Sans doute les quatre millions d’insomniaques (et leurs milliers de prescripteurs) aimeraient-ils en savoir un peu plus sur ces thérapies de première intention. Où et quand et comment ? Remboursées ? Ils chercheront.
La HAS se réveille
Pour l’heure on peut s’attendre à une petite révolution : la HAS est formellement opposée au renouvellement systématique des prescriptions d’hypnotiques. « Alors que leur durée de prescription est limitée à 4 semaines, on observe que leur consommation peut s’étendre sur plusieurs mois voire plusieurs années. Or, au-delà de 28 jours, l’efficacité est incertaine, les risques d’effets délétères augmentent (somnolence diurne, troubles de la mémoire, chutes, accidents,…) ainsi que celui de dépendance » nous dit-elle. Où l’on observe que la HAS se réveille. Sa voisine l’ANSM vient de la tenir informée que la « prévalence d’exposition aux benzodiazépines » n’a pas varié entre 2007 et 2012 : elle concerne 11 % de la population affiliée au régime général pour les benzodiazépines anxiolytiques et 6,5 % pour les benzodiazépines hypnotiques ou molécules apparentées.

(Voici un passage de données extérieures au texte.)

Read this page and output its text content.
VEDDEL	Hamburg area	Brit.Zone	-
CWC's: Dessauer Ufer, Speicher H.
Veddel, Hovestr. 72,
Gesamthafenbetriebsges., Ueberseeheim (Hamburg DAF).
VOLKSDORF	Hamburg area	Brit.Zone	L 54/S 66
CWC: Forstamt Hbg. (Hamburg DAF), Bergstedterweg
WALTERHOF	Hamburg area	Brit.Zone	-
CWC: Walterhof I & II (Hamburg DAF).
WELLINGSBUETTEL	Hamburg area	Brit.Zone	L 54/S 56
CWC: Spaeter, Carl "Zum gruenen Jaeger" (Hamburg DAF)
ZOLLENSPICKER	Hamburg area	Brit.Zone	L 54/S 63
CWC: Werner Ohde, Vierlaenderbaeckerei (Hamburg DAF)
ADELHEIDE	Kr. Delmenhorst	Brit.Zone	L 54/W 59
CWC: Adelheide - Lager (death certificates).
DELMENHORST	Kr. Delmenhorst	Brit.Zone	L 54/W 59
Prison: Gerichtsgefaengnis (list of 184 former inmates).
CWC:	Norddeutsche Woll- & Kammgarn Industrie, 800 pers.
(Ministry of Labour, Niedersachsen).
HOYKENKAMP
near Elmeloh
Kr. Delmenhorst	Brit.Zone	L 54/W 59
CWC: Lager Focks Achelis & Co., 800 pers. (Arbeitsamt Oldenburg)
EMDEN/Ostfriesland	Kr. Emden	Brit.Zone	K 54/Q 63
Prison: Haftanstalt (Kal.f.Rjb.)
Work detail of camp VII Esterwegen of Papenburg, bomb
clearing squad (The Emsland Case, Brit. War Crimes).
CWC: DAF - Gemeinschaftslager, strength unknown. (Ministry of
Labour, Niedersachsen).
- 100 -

Le clairon de la HAS a d’ores et déjà été perçu. « Les solutions de déremboursement creusent les inégalités, et j’espère ce que cette mesure ne sera pas prise, a aussitôt réagi le Dr Claude Leicher, président du syndicat de médecine libérale MG France. Les catégories socioprofessionnelles les plus vulnérables sont les plus touchées par les troubles anxieux, ce n’est pas juste de leur faire payer plus cher leurs médicaments ». Dans Le Quotidien du Médecin le Dr Leicher est d’accord sur le constat : « On a un vrai problème, en termes de santé en France, sur l’ensemble des troubles anxieux, de l’insomnie et de la dépression, avec des prévalences supérieures à celles des autres pays européens. L’insomnie est une des manifestations parmi tant d’autres de ces troubles, quand on interroge le patient, on retrouve l’insomnie comme étant le symptôme d’un état sous-jacent qui n’est pas forcément connu du patient. »
Faute de temps
En écho le Dr Marie Hélène Certain, secrétaire générale du Collège de la médecine générale : « Cette mesure de déremboursement est une fausse bonne mesure, qui tient plus de l’affichage que d’une quelconque efficacité. Elle reporte sur les régimes complémentaires la prise en charge de ces traitements, parfois nécessaires du fait d’une situation pathologique et/ou sociale. » Sans parler des stratégies de contournement que développeront les patients en situation de dépendance.
Dr Leicher : « Nous n’avons pas de temps de consultation adapté aux troubles du sommeil. On pourrait passer un peu plus de temps avec nos patients pour étudier de façon plus détaillée ce que l’on peut faire, mais cela nécessite une consultation longue que l’on demande depuis longtemps mais qui nous est refusée par les pouvoirs publics ».
Quatre millions d’électeurs
Prochaines étapes annoncées : des mesures visant à restreindre la prescription (limitation à 14 jours de la prescription, conditionnement des benzodiazépines et apparentés en boîte de 7, réévaluation des benzodiazépines anxiolytiques au début de l’année 2015). Sans oublier des campagnes de « communication grand public » percutantes.
Et le déremboursement de 65 à 15 % ? On l’attend. Mais on ne sait pas précisément à quel niveau de responsabilité politique (Santé, Matignon, Présidence) la décision doit être prise. Un ministre y regarde généralement à deux fois avant de réveiller quatre millions d’électeurs dépendants qui, ces temps-ci, ont bien du mal à trouver le sommeil.